Earlier I posted about the later years of Sahara. I am now reading Lewis Dartnell's Origins. With that, let's talk about the early years.
If Egypt is the Nile's gift, the Sahara is the monsoons' curse. When they falter, the region dries out: so Dartnell, 72. Also, per p. 105: by 6 mya the old Tethys had become a literal "Mediterranean", an almost landlocked salt lake, open only to the west - and ever shrinking. Meanwhile the Alps and other European mountains arose, to weaken the north winds; and, between this newly re-occidented ocean and the rest of Africa, the Atlas mountains rose up to block what was left. Given the prevailing winds of that latitude, the only moisture the Sahara region could get, was from the east.
Gibraltar closed off 6-5.5 mya. The western Med turned into a salt plain; the eastern Med, into a big Dead Sea.
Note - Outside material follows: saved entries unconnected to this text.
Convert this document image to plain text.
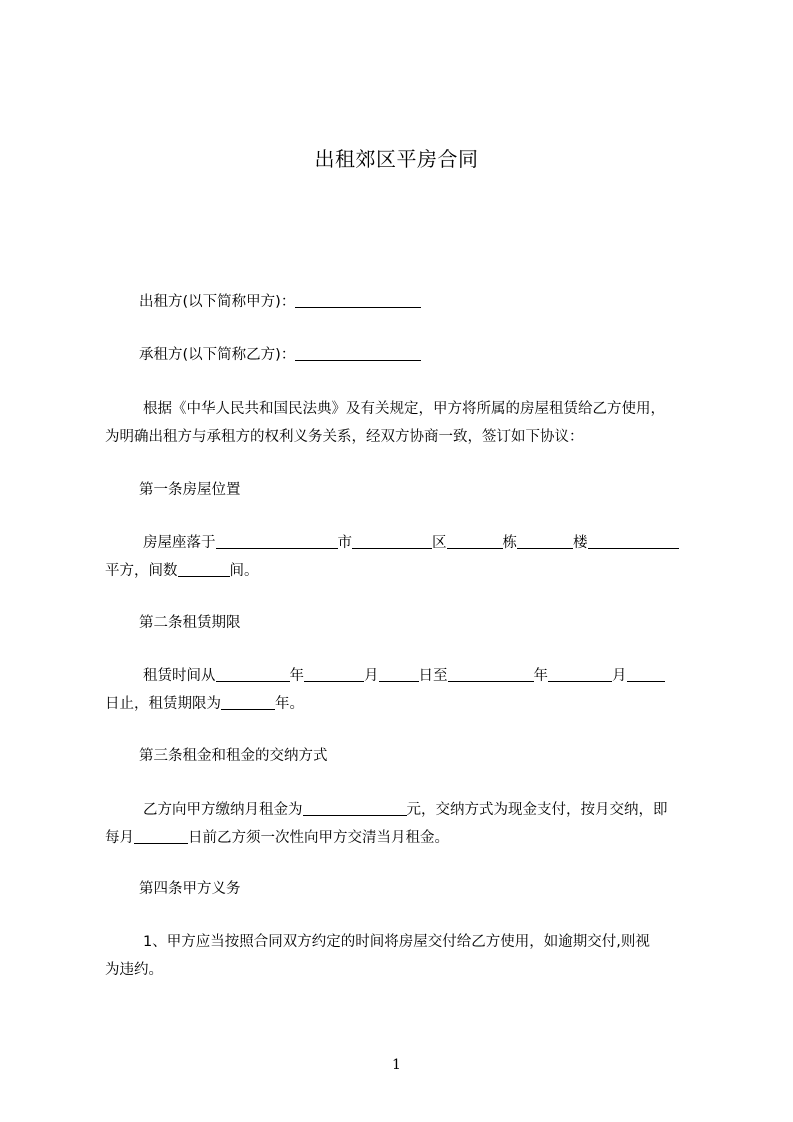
出租郊区平房合同
出租方(以下简称甲方)：
承租方(以下简称乙方)：
根据《中华人民共和国民法典》及有关规定，甲方将所属的房屋租赁给乙方使用，
为明确出租方与承租方的权利义务关系，经双方协商一致，签订如下协议：
第一条房屋位置
房屋座落于	市	区	栋	楼
平方，间数	间。
第二条租赁期限
租赁时间从	年	月	日至	年	月
日止，租赁期限为	年。
第三条租金和租金的交纳方式
乙方向甲方缴纳月租金为	元，交纳方式为现金支付，按月交纳，即
每月	日前乙方须一次性向甲方交清当月租金。
第四条甲方义务
1、甲方应当按照合同双方约定的时间将房屋交付给乙方使用，如逾期交付,则视
为违约。
1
But this mattered little to North Africa; the passage reopened 5.3 mya. What mattered more: the Rift formed to Africa's east 5.5-3.7 mya (p. 11). This blocked all but the mightiest monsoons.
We know there was enough Sahara dust to blanket the Canary Isles 4.8 mya. That delay looks, to me, like the death of Lake Chad.
I think that the Wet Sahara depended on Lake Chad, much as the Garamantes would depend on their wells. The lake effect watered the surrounding sahel and small forests; the (seasonal) monsoons watered the lake. Without the monsoons, Chad was and is a fossil.